Changes in lung function may depend on long-term exposure, and we used FEV1%/FVC% in a sensitivity analysis to explore long-term effects. We found no evidence that FEV1%/FVC% measurements depended on exposure group or personal exposure measurements. As expected, in all three exposure groups, FEV1%/FVC% values were lower among current smokers than among non-smokers; FEV1%/FVC% values were lower among former smokers than among non-smokers among maintenance workers and miners. However, even among current and former smokers, FEV1%/FVC% values were above the normal cut-off point. Stratification by duration of employment did not change these conclusions.

Strengths and limitations

The present study has several strengths. Based on the sample size calculations in our feasibility study, the study had adequate statistical power. Further, we selected sensitive biomarkers of acute effects and measured these biomarkers pre- and post-shift for each study participant as part of a full medical examination. This allowed for the identification of factors that might have changed during the shift and the evaluation of a possible relationship between these changes and individual exposures. In measures of body plethysmography, participants served as their own within-subject control, reducing the potential for confounding due to individual characteristics. Information on potential risk factors such as cigarette smoking, and obesity was available and effect modification could be evaluated. Potential selection bias was unlikely due to the high participation rate; one site even had more than 90% participation. This site had higher exposure levels compared to the second site, but no differences in effects between the sites were detected. Potential selection bias was not apparent based on comparisons of participants and non-participants both having similar age and employment information. Finally, due to the high number of participants predetermined by the sample size calculations in the feasibility study, there was adequate statistical power.

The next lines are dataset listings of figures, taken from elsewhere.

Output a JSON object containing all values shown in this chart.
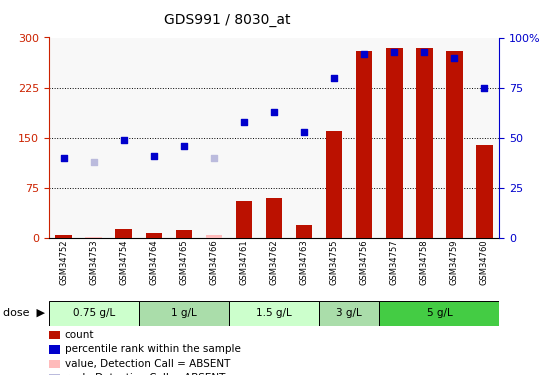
{
  "title": "GDS991 / 8030_at",
  "samples": [
    "GSM34752",
    "GSM34753",
    "GSM34754",
    "GSM34764",
    "GSM34765",
    "GSM34766",
    "GSM34761",
    "GSM34762",
    "GSM34763",
    "GSM34755",
    "GSM34756",
    "GSM34757",
    "GSM34758",
    "GSM34759",
    "GSM34760"
  ],
  "count_values": [
    5,
    2,
    13,
    8,
    12,
    5,
    55,
    60,
    20,
    160,
    280,
    285,
    285,
    280,
    140
  ],
  "count_absent": [
    false,
    true,
    false,
    false,
    false,
    true,
    false,
    false,
    false,
    false,
    false,
    false,
    false,
    false,
    false
  ],
  "rank_values": [
    40,
    38,
    49,
    41,
    46,
    40,
    58,
    63,
    53,
    80,
    92,
    93,
    93,
    90,
    75
  ],
  "rank_absent": [
    false,
    true,
    false,
    false,
    false,
    true,
    false,
    false,
    false,
    false,
    false,
    false,
    false,
    false,
    false
  ],
  "dose_groups": [
    {
      "label": "0.75 g/L",
      "start": 0,
      "end": 3,
      "color": "#ccffcc"
    },
    {
      "label": "1 g/L",
      "start": 3,
      "end": 6,
      "color": "#aaddaa"
    },
    {
      "label": "1.5 g/L",
      "start": 6,
      "end": 9,
      "color": "#ccffcc"
    },
    {
      "label": "3 g/L",
      "start": 9,
      "end": 11,
      "color": "#aaddaa"
    },
    {
      "label": "5 g/L",
      "start": 11,
      "end": 15,
      "color": "#44cc44"
    }
  ],
  "ylim_left": [
    0,
    300
  ],
  "ylim_right": [
    0,
    100
  ],
  "yticks_left": [
    0,
    75,
    150,
    225,
    300
  ],
  "yticks_right": [
    0,
    25,
    50,
    75,
    100
  ],
  "color_bar_present": "#bb1100",
  "color_bar_absent": "#ffbbbb",
  "color_rank_present": "#0000cc",
  "color_rank_absent": "#bbbbdd",
  "left_axis_color": "#cc2200",
  "right_axis_color": "#0000cc"
}
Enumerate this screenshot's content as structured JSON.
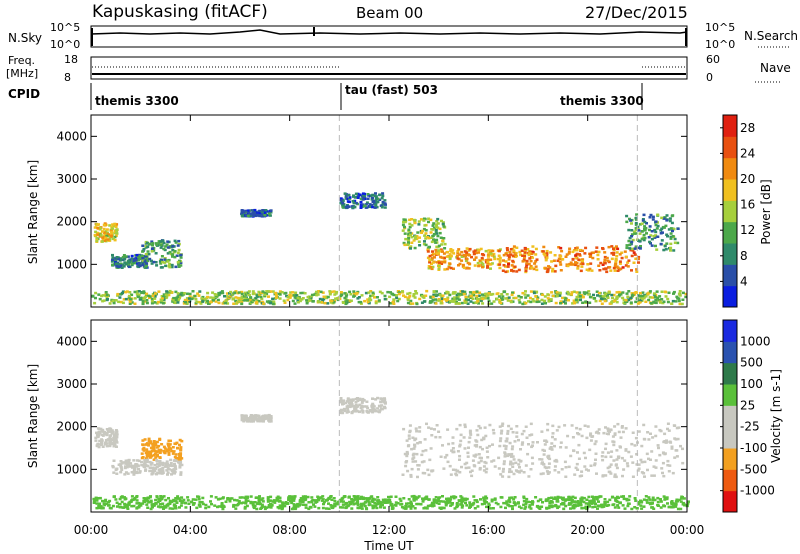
{
  "header": {
    "station": "Kapuskasing (fitACF)",
    "beam": "Beam 00",
    "date": "27/Dec/2015"
  },
  "panels": {
    "nsky": {
      "label": "N.Sky",
      "ticks": [
        "10^5",
        "10^0"
      ],
      "right_ticks": [
        "10^5",
        "10^0"
      ],
      "legend": "N.Search"
    },
    "freq": {
      "label_line1": "Freq.",
      "label_line2": "[MHz]",
      "ticks": [
        "18",
        "8"
      ],
      "right_ticks": [
        "60",
        "0"
      ],
      "legend": "Nave"
    },
    "cpid": {
      "label": "CPID",
      "segments": [
        "themis 3300",
        "tau (fast) 503",
        "themis 3300"
      ]
    }
  },
  "x_axis": {
    "label": "Time UT",
    "ticks": [
      "00:00",
      "04:00",
      "08:00",
      "12:00",
      "16:00",
      "20:00",
      "00:00"
    ]
  },
  "colors": {
    "power": [
      "#0a1ee0",
      "#2a4fa8",
      "#2f8a6a",
      "#4ca84a",
      "#a6cf3c",
      "#f0c020",
      "#f08a10",
      "#e85010",
      "#e02010"
    ],
    "velocity": [
      "#e01010",
      "#ee5a10",
      "#f3a020",
      "#c8c8c0",
      "#c8c8c0",
      "#5ac03a",
      "#2e7a4a",
      "#2a52b0",
      "#1a2ae0"
    ]
  },
  "chart_data": [
    {
      "type": "heatmap",
      "title": "Power",
      "ylabel": "Slant Range [km]",
      "xlabel": "Time UT",
      "xlim": [
        0,
        24
      ],
      "ylim": [
        0,
        4500
      ],
      "yticks": [
        1000,
        2000,
        3000,
        4000
      ],
      "colorbar": {
        "label": "Power [dB]",
        "ticks": [
          4,
          8,
          12,
          16,
          20,
          24,
          28
        ],
        "range": [
          0,
          30
        ]
      },
      "regions": [
        {
          "t": [
            0.1,
            1.0
          ],
          "r": [
            1550,
            2000
          ],
          "value": 18
        },
        {
          "t": [
            0.8,
            2.2
          ],
          "r": [
            950,
            1250
          ],
          "value": 8
        },
        {
          "t": [
            2.0,
            3.6
          ],
          "r": [
            950,
            1600
          ],
          "value": 10
        },
        {
          "t": [
            6.0,
            7.2
          ],
          "r": [
            2150,
            2300
          ],
          "value": 6
        },
        {
          "t": [
            10.0,
            11.8
          ],
          "r": [
            2350,
            2700
          ],
          "value": 6
        },
        {
          "t": [
            12.5,
            14.2
          ],
          "r": [
            1400,
            2100
          ],
          "value": 14
        },
        {
          "t": [
            13.5,
            16.5
          ],
          "r": [
            900,
            1400
          ],
          "value": 20
        },
        {
          "t": [
            16.5,
            22.0
          ],
          "r": [
            850,
            1450
          ],
          "value": 22
        },
        {
          "t": [
            21.5,
            23.6
          ],
          "r": [
            1350,
            2200
          ],
          "value": 10
        },
        {
          "t": [
            0.0,
            24.0
          ],
          "r": [
            100,
            400
          ],
          "value": 14
        }
      ]
    },
    {
      "type": "heatmap",
      "title": "Velocity",
      "ylabel": "Slant Range [km]",
      "xlabel": "Time UT",
      "xlim": [
        0,
        24
      ],
      "ylim": [
        0,
        4500
      ],
      "yticks": [
        1000,
        2000,
        3000,
        4000
      ],
      "colorbar": {
        "label": "Velocity [m s-1]",
        "ticks": [
          -1000,
          -500,
          -100,
          -25,
          25,
          100,
          500,
          1000
        ]
      },
      "regions": [
        {
          "t": [
            0.1,
            1.0
          ],
          "r": [
            1550,
            2000
          ],
          "value": 0
        },
        {
          "t": [
            2.0,
            3.6
          ],
          "r": [
            1250,
            1750
          ],
          "value": -300
        },
        {
          "t": [
            0.8,
            3.6
          ],
          "r": [
            900,
            1250
          ],
          "value": 0
        },
        {
          "t": [
            6.0,
            7.2
          ],
          "r": [
            2150,
            2300
          ],
          "value": 0
        },
        {
          "t": [
            10.0,
            11.8
          ],
          "r": [
            2350,
            2700
          ],
          "value": 0
        },
        {
          "t": [
            12.5,
            23.8
          ],
          "r": [
            850,
            2100
          ],
          "value": 0
        },
        {
          "t": [
            0.0,
            24.0
          ],
          "r": [
            100,
            400
          ],
          "value": 80
        }
      ]
    }
  ]
}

Limitations of the present study include the single-day cross-sectional design, which restricted the study’s ability to detect changes in biomarkers due to long-term exposure and which may have led to exposure misclassification if exposures on the study day were not representative of customary exposure levels. Furthermore, it is possible that factors other than workplace exposures (e.g., diet, medications, co-existing health problems, etc.) could have influenced the biomarker levels. However, it is unlikely that factors occurring in some individuals would have concealed a true association across the study population. Further, failure to adjust for confounding is most likely to hide a true association if the confounder is positively associated with the exposure and inversely associated with the outcome or vice versa, which was unlikely to be the case here.

Conclusion

The aim of the present study was to determine whether exposures to current levels of NO, NO2 and EC-DPM are associated with sensitive indicators of acute health effects. While none of the above-ground workers exceeded the OEL for NO2 and only 5% exceeded the OEL for EC-DPM exposure, underground workers often exceeded the OEL for NO2 and EC-DPM. Hence, 33% of miners and 7% underground maintenance workers exceeded the OEL for NO2; the OEL for EC-DPM was exceeded by 56% of miners and 17% of maintenance workers.

We investigated cardiovascular and respiratory biomarkers as well as biomarkers of inflammation and immune response. For some biomarkers (thrombocytes, neutrophils, MPO, TNF-α, IgE, and FeNO), we observed statistically significant differences between pre- and post-shift measurements. However, we did not find any consistent associations between exposure group or individually measured exposure levels and effect biomarkers, even when exposures exceeded the German OEL. Our results did not provide evidence that workers in salt and potash mining in Germany are likely to experience measurable acute health hazards at current levels of workplace exposure.